Je suis rentrée. J’ai harcelé la secrétaire médicale à coup de questions avec pour seule arme un mégot. Elle n’avait rien à m’apprendre. Juste une proposition à me faire. Attendre. Là-bas. S’il-vous-plaît.

Froid, le banc. Mes cuisses frissonnaient, mes lèvres se gerçaient. Je les mordais d’angoisse et pour ce goût de rhum qui me tenait encore. Cette grève d’alcool que je n’opère jamais.

Et pourtant Dieu sait que je suis une fille bien. Je suis ponctuelle, je suis droite, je compte mes sous et sur personne. Je vais à l’église, j’allume des cierges et je murmure ce que mes larmes veulent bien avouer. Je suis plus faible que forte, je m’écroule souvent sur mon parquet et je rêve d’un monde avec des horloges en couleurs.

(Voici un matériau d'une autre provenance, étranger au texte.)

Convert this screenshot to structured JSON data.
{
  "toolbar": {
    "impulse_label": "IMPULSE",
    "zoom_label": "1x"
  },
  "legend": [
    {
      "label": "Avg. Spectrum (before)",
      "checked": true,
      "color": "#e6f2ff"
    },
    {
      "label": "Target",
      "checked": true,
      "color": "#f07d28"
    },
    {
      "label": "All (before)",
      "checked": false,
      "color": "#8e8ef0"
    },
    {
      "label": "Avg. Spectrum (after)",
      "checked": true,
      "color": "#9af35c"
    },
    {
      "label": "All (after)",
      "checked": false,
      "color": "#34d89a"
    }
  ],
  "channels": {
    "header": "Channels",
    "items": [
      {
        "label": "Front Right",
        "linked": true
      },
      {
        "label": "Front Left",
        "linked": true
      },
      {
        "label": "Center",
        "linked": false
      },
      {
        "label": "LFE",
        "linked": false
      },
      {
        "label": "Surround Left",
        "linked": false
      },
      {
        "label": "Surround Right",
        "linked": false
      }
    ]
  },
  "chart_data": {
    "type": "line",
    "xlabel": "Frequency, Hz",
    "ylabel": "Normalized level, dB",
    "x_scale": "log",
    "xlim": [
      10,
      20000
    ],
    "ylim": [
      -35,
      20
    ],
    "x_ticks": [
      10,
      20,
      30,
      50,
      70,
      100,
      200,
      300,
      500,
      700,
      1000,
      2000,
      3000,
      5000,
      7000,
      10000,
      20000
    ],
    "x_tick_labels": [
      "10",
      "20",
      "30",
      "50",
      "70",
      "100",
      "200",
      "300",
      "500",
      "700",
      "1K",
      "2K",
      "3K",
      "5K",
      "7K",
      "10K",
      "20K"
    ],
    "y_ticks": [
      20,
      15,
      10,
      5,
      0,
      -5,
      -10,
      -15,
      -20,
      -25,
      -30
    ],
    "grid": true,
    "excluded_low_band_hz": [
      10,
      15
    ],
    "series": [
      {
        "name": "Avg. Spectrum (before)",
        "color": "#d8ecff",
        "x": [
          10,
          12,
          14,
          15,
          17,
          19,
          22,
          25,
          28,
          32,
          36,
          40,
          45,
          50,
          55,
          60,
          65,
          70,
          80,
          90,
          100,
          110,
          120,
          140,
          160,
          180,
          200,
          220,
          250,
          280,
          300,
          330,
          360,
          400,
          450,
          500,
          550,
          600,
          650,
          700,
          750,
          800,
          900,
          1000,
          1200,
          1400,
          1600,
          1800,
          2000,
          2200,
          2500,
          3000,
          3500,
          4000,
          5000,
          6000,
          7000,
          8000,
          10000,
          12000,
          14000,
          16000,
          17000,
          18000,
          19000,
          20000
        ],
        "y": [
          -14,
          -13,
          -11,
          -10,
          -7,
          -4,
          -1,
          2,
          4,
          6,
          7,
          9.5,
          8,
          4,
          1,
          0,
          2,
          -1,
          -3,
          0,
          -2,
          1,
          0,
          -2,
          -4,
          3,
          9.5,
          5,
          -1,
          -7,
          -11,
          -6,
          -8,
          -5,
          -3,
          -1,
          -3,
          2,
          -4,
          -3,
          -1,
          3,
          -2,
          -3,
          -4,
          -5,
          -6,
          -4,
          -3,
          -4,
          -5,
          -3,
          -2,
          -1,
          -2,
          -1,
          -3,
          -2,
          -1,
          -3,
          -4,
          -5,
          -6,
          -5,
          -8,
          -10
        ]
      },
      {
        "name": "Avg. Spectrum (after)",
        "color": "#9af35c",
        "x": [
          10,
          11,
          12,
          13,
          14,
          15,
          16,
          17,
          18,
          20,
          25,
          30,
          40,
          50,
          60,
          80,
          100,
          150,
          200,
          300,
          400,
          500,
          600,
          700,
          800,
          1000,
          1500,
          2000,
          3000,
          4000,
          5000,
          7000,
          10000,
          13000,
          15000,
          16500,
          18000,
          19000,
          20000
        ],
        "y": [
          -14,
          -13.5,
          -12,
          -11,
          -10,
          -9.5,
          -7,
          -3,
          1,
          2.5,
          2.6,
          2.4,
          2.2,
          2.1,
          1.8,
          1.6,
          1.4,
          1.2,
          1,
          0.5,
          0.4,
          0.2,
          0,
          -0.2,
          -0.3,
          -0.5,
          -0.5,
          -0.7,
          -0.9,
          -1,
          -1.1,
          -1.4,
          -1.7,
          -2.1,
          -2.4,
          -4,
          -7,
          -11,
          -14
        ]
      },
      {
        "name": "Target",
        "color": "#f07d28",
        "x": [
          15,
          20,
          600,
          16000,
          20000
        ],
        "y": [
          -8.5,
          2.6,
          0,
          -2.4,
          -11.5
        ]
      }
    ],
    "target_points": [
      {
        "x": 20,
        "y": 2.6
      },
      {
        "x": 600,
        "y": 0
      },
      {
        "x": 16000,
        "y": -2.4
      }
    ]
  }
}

Il ne faut pas m’en vouloir, je n’ai pas su le freiner. Je vous promets que je suis capable de le chérir, de stopper ses levers de coude et de l’emmener voir la neige. Alors injectez-lui tout ce que vous voulez. Faites-lui avaler le monde, des promesses et des médicaments. Rendez-le moi.

J’ai trop besoin de lui, moi. Qui va m’enlever mes chaussures ce soir et me dire à l’oreille que notre histoire est si déconcertante. Qu’il ose penser à la fuite, quand j’essaie de penser à la suite. Avec qui vais-je vivre tous ces hauts, ces bas, et faire de l’indécision une habitude.

Allongée, je serrais mon sac comme une vieille peluche, osant lui réclamer une petite lune et un maigre réconfort. Je me suis endormie.

Sur les coups de sept heures moins dix, j’ai senti une main sur mon épaule. Une petite secousse. J’ai levé les yeux, il était là. J’ai répondu à son sourire et c’est là que tout a commencé.

Son visage était fou. Il m’a dit on peut y aller. Tout va mieux. Alors je l’ai suivi. La porte, le parking. La Seine qui se levait. Je l’écoutais me raconter ses heures d’absence. Me dire t’étais si mignonne à dormir sur le banc de la salle d’attente. Il devait être si froid.

Oui, il l’était. Mais tu sais je m’en fous. Et puis je m’en fous aussi de ta mauvaise santé, de ta mauvaise haleine, de ton trop plein de tabac. Je m’en fous que ton corps soit mal en point et que tes organes soient rongés. Je la rongerai ta maladie moi. Je sucrerai dix fois trop mes cafés et je resterai près de toi des heures durant. J’accepterai les peurs, les malaises, les pompiers, les piqûres, la vieillesse. On va cavaler, mon homme. On aura de la gueule.

On a marché, avec ou sans comète dans le ciel, avec ou sans sucre dans le sang. Le silence se faisait, l’amour aussi. Il y a des verres d’alcool qui vous portent bonheur et des nuits insensées qui vous changent toute une vie. Alors on a pensé à ne plus jamais se quitter.